Lebrun lui répondit sans s’émouvoir. « Ça n’est rien, c’est un tour des jeunesses, qui vous auront trouvé trop fier… on tâchera de savoir qui c’est, et on leur-z-en rendra un pareil. »

Cette aventure, que le brave homme réduisait ainsi à sa plus simple expression, n’en prit pas moins dans le cerveau exalté de notre étudiant les proportions les plus gigantesques. Les remercîmens, nous pouvons dire, les actions de grâces que lui rendait la jeune fille, l’éloge exagéré, mais sincère, qu’elle fesait du courage avec lequel il avait volé à son secours, lui persuadèrent qu’il était son sauveur, et comme tous les sauveurs et tous les protecteurs il s’attacha tendrement à sa protégée.

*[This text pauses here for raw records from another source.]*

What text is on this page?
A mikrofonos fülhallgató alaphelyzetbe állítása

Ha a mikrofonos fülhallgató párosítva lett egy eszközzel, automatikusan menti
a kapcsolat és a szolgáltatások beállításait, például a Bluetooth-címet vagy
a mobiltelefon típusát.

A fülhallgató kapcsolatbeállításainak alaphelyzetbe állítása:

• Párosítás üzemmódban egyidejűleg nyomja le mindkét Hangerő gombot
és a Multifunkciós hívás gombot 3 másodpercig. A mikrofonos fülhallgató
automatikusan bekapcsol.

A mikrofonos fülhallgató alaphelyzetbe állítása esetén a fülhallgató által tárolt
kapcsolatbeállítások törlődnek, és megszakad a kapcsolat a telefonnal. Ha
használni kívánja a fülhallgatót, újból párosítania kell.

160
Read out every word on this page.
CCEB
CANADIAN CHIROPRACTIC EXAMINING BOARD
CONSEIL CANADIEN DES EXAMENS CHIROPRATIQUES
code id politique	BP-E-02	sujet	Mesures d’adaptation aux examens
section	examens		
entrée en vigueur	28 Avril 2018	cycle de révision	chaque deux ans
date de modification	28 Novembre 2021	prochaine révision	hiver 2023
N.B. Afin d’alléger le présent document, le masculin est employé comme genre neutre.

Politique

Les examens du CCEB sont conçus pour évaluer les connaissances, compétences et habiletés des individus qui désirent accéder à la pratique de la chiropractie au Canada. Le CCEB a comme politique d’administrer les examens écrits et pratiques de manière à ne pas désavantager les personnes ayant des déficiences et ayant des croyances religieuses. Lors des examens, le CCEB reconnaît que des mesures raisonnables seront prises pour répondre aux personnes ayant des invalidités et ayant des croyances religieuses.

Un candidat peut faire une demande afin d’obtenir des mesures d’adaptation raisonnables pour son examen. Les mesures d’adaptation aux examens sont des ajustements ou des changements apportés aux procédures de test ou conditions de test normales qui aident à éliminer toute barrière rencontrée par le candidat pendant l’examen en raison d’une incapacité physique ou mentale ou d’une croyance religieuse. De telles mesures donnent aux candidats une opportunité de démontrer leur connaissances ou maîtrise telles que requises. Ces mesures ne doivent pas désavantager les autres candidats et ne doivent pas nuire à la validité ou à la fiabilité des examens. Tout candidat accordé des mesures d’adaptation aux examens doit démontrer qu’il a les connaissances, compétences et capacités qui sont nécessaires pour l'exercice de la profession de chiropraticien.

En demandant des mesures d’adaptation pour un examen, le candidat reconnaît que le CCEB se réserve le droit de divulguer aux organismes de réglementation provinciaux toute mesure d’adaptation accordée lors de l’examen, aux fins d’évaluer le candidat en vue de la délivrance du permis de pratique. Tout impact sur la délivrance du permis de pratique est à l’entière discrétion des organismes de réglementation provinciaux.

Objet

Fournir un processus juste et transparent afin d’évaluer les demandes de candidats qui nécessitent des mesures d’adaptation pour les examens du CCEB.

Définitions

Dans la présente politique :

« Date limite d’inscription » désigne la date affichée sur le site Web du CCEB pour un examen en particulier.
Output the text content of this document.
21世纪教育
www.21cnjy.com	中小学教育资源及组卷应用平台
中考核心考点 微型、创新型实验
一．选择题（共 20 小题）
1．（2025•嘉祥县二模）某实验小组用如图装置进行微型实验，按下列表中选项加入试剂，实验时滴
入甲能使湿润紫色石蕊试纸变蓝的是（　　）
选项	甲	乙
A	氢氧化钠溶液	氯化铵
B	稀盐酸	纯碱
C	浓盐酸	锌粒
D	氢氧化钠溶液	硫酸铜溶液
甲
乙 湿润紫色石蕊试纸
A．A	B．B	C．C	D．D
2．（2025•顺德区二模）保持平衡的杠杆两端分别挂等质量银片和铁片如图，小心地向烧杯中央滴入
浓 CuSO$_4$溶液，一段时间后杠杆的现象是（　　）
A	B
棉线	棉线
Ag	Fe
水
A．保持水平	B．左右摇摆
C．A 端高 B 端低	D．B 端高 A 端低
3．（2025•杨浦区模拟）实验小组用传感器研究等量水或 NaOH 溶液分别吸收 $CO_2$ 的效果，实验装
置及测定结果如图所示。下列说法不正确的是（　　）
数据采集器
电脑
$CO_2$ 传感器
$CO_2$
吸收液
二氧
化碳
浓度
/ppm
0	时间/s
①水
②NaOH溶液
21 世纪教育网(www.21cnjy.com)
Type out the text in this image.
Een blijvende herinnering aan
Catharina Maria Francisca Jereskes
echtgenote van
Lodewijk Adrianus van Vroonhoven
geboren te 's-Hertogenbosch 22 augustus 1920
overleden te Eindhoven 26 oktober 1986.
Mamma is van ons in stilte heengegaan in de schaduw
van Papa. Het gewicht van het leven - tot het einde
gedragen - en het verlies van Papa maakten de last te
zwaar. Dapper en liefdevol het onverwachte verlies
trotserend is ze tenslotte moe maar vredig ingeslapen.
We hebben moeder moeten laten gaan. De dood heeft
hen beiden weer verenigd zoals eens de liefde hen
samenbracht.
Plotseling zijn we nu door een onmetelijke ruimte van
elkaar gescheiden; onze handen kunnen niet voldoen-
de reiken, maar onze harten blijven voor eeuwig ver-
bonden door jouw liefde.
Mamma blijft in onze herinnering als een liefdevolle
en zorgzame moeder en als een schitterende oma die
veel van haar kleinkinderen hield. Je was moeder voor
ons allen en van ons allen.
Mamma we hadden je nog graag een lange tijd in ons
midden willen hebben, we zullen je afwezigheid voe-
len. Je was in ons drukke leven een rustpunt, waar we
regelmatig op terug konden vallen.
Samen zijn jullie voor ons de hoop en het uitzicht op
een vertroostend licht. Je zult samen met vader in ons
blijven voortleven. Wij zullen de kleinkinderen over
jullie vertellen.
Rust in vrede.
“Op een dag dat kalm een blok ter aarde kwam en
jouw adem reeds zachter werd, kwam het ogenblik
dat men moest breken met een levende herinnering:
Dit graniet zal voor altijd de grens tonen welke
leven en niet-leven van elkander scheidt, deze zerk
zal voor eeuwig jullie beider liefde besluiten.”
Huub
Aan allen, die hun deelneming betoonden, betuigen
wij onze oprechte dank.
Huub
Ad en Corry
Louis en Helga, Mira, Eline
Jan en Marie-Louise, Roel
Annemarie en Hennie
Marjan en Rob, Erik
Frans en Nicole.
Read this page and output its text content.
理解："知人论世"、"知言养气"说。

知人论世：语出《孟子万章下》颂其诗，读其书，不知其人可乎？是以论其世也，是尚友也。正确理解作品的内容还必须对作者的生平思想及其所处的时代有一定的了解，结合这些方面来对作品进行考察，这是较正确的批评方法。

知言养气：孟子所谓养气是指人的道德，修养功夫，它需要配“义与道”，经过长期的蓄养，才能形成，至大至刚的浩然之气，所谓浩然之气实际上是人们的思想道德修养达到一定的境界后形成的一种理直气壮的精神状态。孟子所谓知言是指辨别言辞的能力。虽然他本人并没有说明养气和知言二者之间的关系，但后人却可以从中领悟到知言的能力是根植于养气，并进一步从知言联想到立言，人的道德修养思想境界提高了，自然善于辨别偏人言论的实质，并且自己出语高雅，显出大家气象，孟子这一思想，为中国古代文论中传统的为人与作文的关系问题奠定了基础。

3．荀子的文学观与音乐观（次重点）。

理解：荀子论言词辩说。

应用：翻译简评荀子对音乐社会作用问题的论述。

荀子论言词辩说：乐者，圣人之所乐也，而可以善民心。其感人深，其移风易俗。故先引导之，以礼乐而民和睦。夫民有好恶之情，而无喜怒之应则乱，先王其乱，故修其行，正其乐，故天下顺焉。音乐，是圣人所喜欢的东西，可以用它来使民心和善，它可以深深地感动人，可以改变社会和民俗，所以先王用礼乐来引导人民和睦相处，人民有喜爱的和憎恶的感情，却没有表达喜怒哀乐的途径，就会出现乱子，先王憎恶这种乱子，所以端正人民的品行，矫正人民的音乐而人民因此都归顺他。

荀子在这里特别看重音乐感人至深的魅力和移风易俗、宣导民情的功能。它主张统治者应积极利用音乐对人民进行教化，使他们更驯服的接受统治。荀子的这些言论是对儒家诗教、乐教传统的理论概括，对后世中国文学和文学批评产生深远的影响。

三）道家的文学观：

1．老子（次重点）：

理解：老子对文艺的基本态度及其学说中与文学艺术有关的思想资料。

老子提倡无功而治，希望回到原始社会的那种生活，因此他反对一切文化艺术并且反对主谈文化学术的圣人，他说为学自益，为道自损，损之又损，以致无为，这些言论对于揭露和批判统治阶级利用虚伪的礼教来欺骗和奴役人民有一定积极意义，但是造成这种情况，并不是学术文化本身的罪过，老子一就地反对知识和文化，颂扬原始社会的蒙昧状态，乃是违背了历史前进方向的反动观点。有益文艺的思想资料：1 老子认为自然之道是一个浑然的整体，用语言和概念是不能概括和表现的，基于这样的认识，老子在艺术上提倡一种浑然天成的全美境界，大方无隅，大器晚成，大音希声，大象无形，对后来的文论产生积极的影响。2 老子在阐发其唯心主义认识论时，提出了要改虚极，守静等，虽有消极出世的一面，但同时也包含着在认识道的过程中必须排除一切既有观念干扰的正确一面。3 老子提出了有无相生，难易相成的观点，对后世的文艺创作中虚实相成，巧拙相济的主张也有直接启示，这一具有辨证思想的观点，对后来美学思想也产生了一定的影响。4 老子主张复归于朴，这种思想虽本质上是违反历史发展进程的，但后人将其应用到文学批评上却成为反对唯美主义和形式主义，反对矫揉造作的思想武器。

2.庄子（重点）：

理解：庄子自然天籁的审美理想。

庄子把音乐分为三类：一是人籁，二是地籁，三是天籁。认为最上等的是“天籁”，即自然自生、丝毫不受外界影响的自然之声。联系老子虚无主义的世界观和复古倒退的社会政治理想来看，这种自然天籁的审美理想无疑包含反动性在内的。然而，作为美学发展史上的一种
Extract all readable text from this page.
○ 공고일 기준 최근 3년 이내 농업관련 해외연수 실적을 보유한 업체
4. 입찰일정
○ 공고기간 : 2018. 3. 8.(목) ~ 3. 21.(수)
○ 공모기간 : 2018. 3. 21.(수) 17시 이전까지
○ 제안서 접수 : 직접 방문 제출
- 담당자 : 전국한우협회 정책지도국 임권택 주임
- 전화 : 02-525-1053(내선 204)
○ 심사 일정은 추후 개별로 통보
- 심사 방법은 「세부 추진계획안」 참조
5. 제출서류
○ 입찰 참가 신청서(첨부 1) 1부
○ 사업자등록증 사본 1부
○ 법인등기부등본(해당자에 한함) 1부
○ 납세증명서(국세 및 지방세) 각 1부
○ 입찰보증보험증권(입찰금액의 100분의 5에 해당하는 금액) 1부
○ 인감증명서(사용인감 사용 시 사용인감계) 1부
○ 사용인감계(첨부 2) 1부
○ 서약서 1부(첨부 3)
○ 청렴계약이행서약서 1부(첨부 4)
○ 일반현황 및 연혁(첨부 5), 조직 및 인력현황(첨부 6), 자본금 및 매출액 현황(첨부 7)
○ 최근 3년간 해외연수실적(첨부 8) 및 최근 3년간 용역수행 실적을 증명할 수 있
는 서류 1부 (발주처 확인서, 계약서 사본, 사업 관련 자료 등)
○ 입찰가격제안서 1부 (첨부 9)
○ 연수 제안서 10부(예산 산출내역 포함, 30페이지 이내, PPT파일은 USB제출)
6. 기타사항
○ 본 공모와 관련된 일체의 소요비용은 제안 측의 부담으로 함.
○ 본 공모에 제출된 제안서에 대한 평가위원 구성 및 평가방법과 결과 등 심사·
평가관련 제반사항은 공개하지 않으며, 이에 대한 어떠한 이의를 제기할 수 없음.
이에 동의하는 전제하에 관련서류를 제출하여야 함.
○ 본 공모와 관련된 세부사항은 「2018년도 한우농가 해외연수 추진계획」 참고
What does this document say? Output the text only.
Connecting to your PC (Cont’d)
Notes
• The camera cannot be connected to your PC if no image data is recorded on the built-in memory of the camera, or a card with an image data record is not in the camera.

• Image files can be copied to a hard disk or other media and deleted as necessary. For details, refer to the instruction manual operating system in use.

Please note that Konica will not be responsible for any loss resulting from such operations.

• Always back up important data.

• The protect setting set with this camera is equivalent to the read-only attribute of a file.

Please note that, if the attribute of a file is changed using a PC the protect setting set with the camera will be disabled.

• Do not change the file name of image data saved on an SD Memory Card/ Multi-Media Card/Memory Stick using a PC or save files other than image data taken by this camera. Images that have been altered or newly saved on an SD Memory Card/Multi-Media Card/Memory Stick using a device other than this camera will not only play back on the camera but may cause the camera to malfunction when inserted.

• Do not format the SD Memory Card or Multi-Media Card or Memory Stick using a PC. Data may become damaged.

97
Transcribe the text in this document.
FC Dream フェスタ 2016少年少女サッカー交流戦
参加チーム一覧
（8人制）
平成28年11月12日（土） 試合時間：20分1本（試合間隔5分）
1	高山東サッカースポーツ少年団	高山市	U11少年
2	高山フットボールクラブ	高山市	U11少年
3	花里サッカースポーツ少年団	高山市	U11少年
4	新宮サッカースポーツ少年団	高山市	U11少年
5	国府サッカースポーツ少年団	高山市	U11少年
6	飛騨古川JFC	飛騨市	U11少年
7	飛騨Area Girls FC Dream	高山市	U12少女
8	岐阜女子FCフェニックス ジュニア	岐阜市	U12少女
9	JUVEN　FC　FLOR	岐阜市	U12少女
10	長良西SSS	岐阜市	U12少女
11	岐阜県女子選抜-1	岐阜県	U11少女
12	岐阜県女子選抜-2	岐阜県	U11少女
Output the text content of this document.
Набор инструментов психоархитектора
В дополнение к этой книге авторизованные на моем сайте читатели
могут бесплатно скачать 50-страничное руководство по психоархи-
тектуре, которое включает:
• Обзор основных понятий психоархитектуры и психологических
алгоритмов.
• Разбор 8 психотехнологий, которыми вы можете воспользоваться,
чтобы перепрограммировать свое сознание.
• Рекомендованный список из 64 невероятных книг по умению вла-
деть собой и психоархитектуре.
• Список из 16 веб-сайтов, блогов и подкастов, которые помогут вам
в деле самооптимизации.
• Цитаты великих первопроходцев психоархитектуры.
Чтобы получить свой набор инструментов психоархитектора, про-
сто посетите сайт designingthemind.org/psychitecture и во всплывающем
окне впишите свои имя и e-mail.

Les jours qui suivirent, de longues et intimes conversations toujours prétextées par la reconnaissance d’une part, et par le souvenir du danger passé de l’autre, amenèrent enfin le moment où Charles après bien des soupirs étouffés, bien des regards supplians, bien des phrases inachevées, et mille autres réticences, dont nous fesons grâce à nos lecteurs, ôsa dire à voix basse, lentement et mystérieusement comme cela se dit toujours : Marie, je vous aime !…

— C’est-à-dire, que vous croyez m’aimer, reprit la jeune fille sans trop d’étonnement… Combien cela durera-t-il ? Dans cinq ou six jours au plus, vous partirez pour Québec, et la pauvre petite paysanne sera bien loin de vous et de votre pensée.

— Marie !… qui voulez-vous que je vous préfère… vous êtes la première femme à qui je parle d’amour, et je ne vous ai dit ces mots qu’après y avoir bien pensé.

— Certes, il faut y penser aussi !… Savez-vous le toit que vous me feriez si vous me trompiez… combien je resterais triste, délaissée, malheureuse en moi-même, et ridicule pour tous ceux qui devineraient la cause de mon chagrin ?… Je suppose, bien entendu, que je vous aime de mon côté… et que je sois assez folle pour vous le dire…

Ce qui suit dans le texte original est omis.